M.I.A. says life was not that different for her growing up in Sri Lanka.

"It was pretty bad," she tells NPR's David Greene. "There was definitely no international eyes looking at the situation, you know. Luckily, Britain at the time opened its borders and during that slot of, you know, a few months, my uncle found my birth certificate, because I was actually born in England. Through being born here, I was able to help the rest of our family come with us. When we came, we didn't have any connection to Sri Lanka and any connection to the experiences we had because they were pretty rough.

"We fully embraced being British. One of the reasons I loved being British at the time — the music scene at the time was really diverse.

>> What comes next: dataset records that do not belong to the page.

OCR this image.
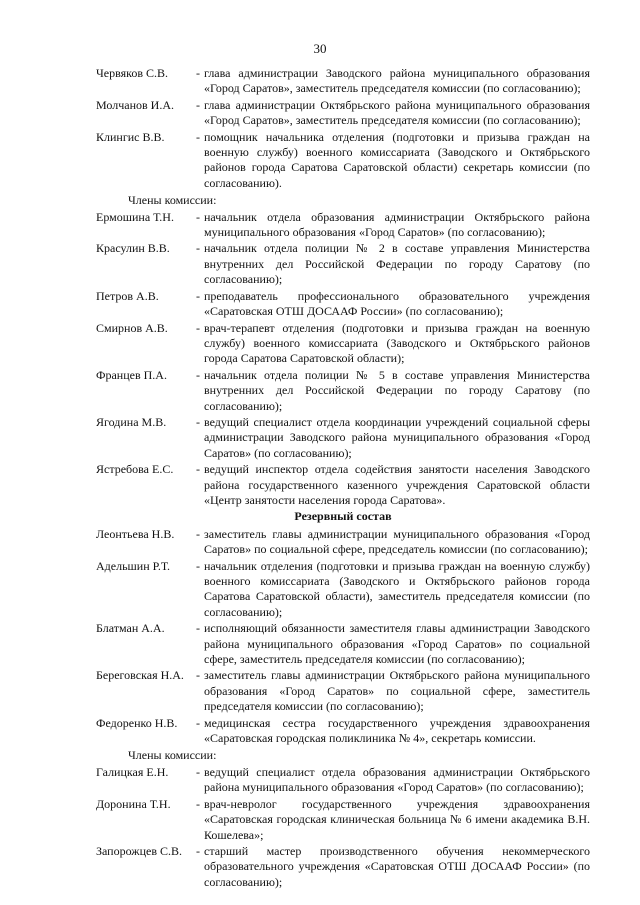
30
Червяков С.В.	- глава администрации Заводского района муниципального образования «Город Саратов», заместитель председателя комиссии (по согласованию);
Молчанов И.А.	- глава администрации Октябрьского района муниципального образования «Город Саратов», заместитель председателя комиссии (по согласованию);
Клингис В.В.	- помощник начальника отделения (подготовки и призыва граждан на военную службу) военного комиссариата (Заводского и Октябрьского районов города Саратова Саратовской области) секретарь комиссии (по согласованию).
Члены комиссии:
Ермошина Т.Н.	- начальник отдела образования администрации Октябрьского района муниципального образования «Город Саратов» (по согласованию);
Красулин В.В.	- начальник отдела полиции № 2 в составе управления Министерства внутренних дел Российской Федерации по городу Саратову (по согласованию);
Петров А.В.	- преподаватель профессионального образовательного учреждения «Саратовская ОТШ ДОСААФ России» (по согласованию);
Смирнов А.В.	- врач-терапевт отделения (подготовки и призыва граждан на военную службу) военного комиссариата (Заводского и Октябрьского районов города Саратова Саратовской области);
Францев П.А.	- начальник отдела полиции № 5 в составе управления Министерства внутренних дел Российской Федерации по городу Саратову (по согласованию);
Ягодина М.В.	- ведущий специалист отдела координации учреждений социальной сферы администрации Заводского района муниципального образования «Город Саратов» (по согласованию);
Ястребова Е.С.	- ведущий инспектор отдела содействия занятости населения Заводского района государственного казенного учреждения Саратовской области «Центр занятости населения города Саратова».
Резервный состав
Леонтьева Н.В.	- заместитель главы администрации муниципального образования «Город Саратов» по социальной сфере, председатель комиссии (по согласованию);
Адельшин Р.Т.	- начальник отделения (подготовки и призыва граждан на военную службу) военного комиссариата (Заводского и Октябрьского районов города Саратова Саратовской области), заместитель председателя комиссии (по согласованию);
Блатман А.А.	- исполняющий обязанности заместителя главы администрации Заводского района муниципального образования «Город Саратов» по социальной сфере, заместитель председателя комиссии (по согласованию);
Береговская Н.А.	- заместитель главы администрации Октябрьского района муниципального образования «Город Саратов» по социальной сфере, заместитель председателя комиссии (по согласованию);
Федоренко Н.В.	- медицинская сестра государственного учреждения здравоохранения «Саратовская городская поликлиника № 4», секретарь комиссии.
Члены комиссии:
Галицкая Е.Н.	- ведущий специалист отдела образования администрации Октябрьского района муниципального образования «Город Саратов» (по согласованию);
Доронина Т.Н.	- врач-невролог государственного учреждения здравоохранения «Саратовская городская клиническая больница № 6 имени академика В.Н. Кошелева»;
Запорожцев С.В.	- старший мастер производственного обучения некоммерческого образовательного учреждения «Саратовская ОТШ ДОСААФ России» (по согласованию);
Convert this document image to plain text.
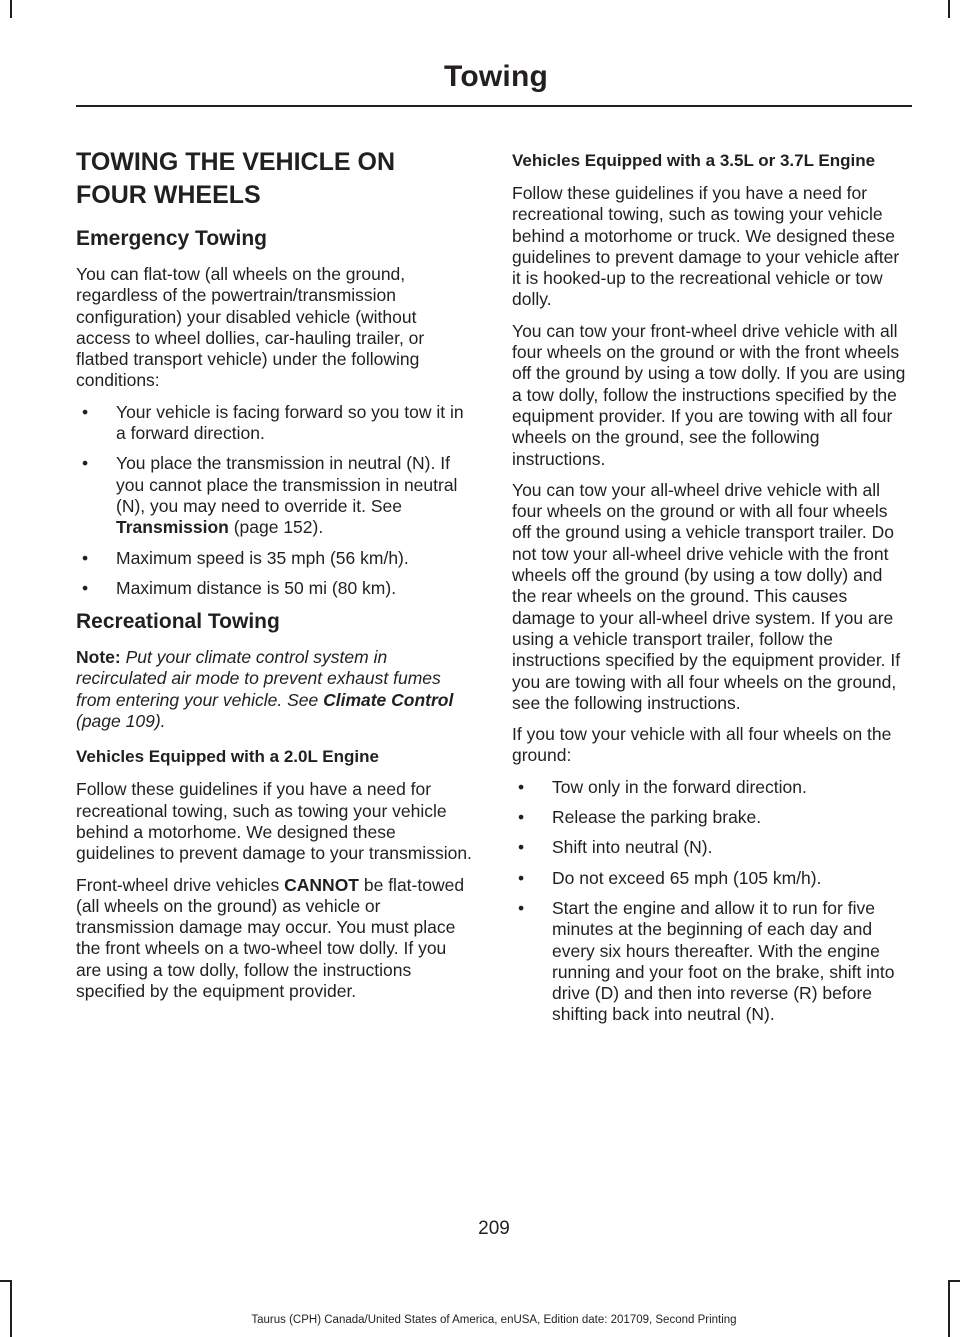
Towing
TOWING THE VEHICLE ON FOUR WHEELS
Emergency Towing

You can flat-tow (all wheels on the ground, regardless of the powertrain/transmission configuration) your disabled vehicle (without access to wheel dollies, car-hauling trailer, or flatbed transport vehicle) under the following conditions:

• Your vehicle is facing forward so you tow it in a forward direction.
• You place the transmission in neutral (N). If you cannot place the transmission in neutral (N), you may need to override it. See Transmission (page 152).
• Maximum speed is 35 mph (56 km/h).
• Maximum distance is 50 mi (80 km).
Recreational Towing

Note: Put your climate control system in recirculated air mode to prevent exhaust fumes from entering your vehicle. See Climate Control (page 109).

Vehicles Equipped with a 2.0L Engine

Follow these guidelines if you have a need for recreational towing, such as towing your vehicle behind a motorhome. We designed these guidelines to prevent damage to your transmission.

Front-wheel drive vehicles CANNOT be flat-towed (all wheels on the ground) as vehicle or transmission damage may occur. You must place the front wheels on a two-wheel tow dolly. If you are using a tow dolly, follow the instructions specified by the equipment provider.

Vehicles Equipped with a 3.5L or 3.7L Engine

Follow these guidelines if you have a need for recreational towing, such as towing your vehicle behind a motorhome or truck. We designed these guidelines to prevent damage to your vehicle after it is hooked-up to the recreational vehicle or tow dolly.

You can tow your front-wheel drive vehicle with all four wheels on the ground or with the front wheels off the ground by using a tow dolly. If you are using a tow dolly, follow the instructions specified by the equipment provider. If you are towing with all four wheels on the ground, see the following instructions.

You can tow your all-wheel drive vehicle with all four wheels on the ground or with all four wheels off the ground using a vehicle transport trailer. Do not tow your all-wheel drive vehicle with the front wheels off the ground (by using a tow dolly) and the rear wheels on the ground. This causes damage to your all-wheel drive system. If you are using a vehicle transport trailer, follow the instructions specified by the equipment provider. If you are towing with all four wheels on the ground, see the following instructions.

If you tow your vehicle with all four wheels on the ground:

• Tow only in the forward direction.
• Release the parking brake.
• Shift into neutral (N).
• Do not exceed 65 mph (105 km/h).
• Start the engine and allow it to run for five minutes at the beginning of each day and every six hours thereafter. With the engine running and your foot on the brake, shift into drive (D) and then into reverse (R) before shifting back into neutral (N).
209
Taurus (CPH) Canada/United States of America, enUSA, Edition date: 201709, Second Printing
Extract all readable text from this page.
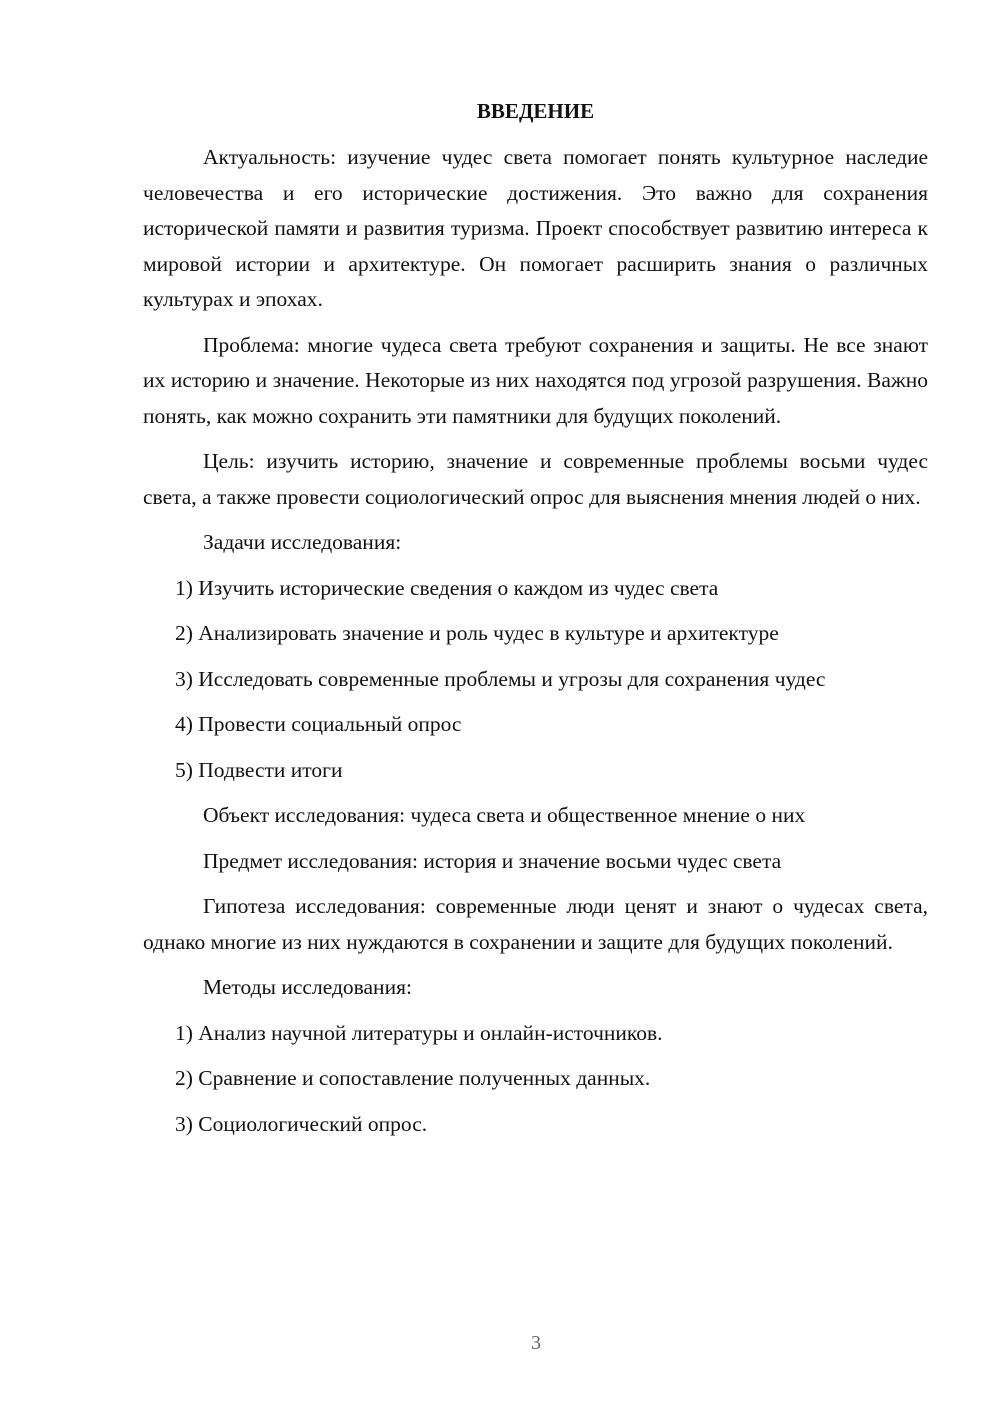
ВВЕДЕНИЕ

Актуальность: изучение чудес света помогает понять культурное наследие человечества и его исторические достижения. Это важно для сохранения исторической памяти и развития туризма. Проект способствует развитию интереса к мировой истории и архитектуре. Он помогает расширить знания о различных культурах и эпохах.

Проблема: многие чудеса света требуют сохранения и защиты. Не все знают их историю и значение. Некоторые из них находятся под угрозой разрушения. Важно понять, как можно сохранить эти памятники для будущих поколений.

Цель: изучить историю, значение и современные проблемы восьми чудес света, а также провести социологический опрос для выяснения мнения людей о них.

Задачи исследования:

1) Изучить исторические сведения о каждом из чудес света

2) Анализировать значение и роль чудес в культуре и архитектуре

3) Исследовать современные проблемы и угрозы для сохранения чудес

4) Провести социальный опрос

5) Подвести итоги

Объект исследования: чудеса света и общественное мнение о них

Предмет исследования: история и значение восьми чудес света

Гипотеза исследования: современные люди ценят и знают о чудесах света, однако многие из них нуждаются в сохранении и защите для будущих поколений.

Методы исследования:

1) Анализ научной литературы и онлайн-источников.

2) Сравнение и сопоставление полученных данных.

3) Социологический опрос.

3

I was exposed to hip-hop and Jamaican dancehall and house music and drum-and-bass — these kinds of things which were all born out of mixing of different cultures. That's kind of what England represented to me."

Across generations, M.I.A. says she sees a constant. People in difficult places around the world are drawn to the West, thinking that if they can reach there, they'll find happiness. Pop culture has certainly played a role.

"My uncles grew up watching James Bond movies or movies in the '50s that were being churned out by Hollywood," she says. "They were like, 'Oh, I want to do that' — wear shades and drive a sports car and, you know, be James Bond. And it's just how creativity works."

M.I.A. says she feels like she plays a role in creating that draw today.

"I think it's cause and effect," she says. "As a musician, I feel like we are part of promoting ideas to people. You know, ultimately we fight to get what we do in the West into the homes and the screens of every single person on the planet. We want to make money off it, and you want to sell 50 million Taylor Swift records to people in Africa. Obviously, some of the kids are gonna say, 'Okay, yeah, I want the dream,' and you've got migrants who believed in the aggressiveness of our sale of democracy. We can't really blame people when they are ready to embrace it.

"If the West is so deliberate in promoting its brands and is using art and culture to inspire people's dreams," she asks, "how can the West then turn people away?"

She also wonders, given how virtual borders in music and information have fallen away, why borders between people can't disappear, as well.

"You don't put the borders on Apple, you don't put borders on YouTube, and you don't put borders on MTV," she says. "So to make the borders even taller when actually what the creative world is doing, or the business world is doing, is actually the opposite, then you're always going to have this problem."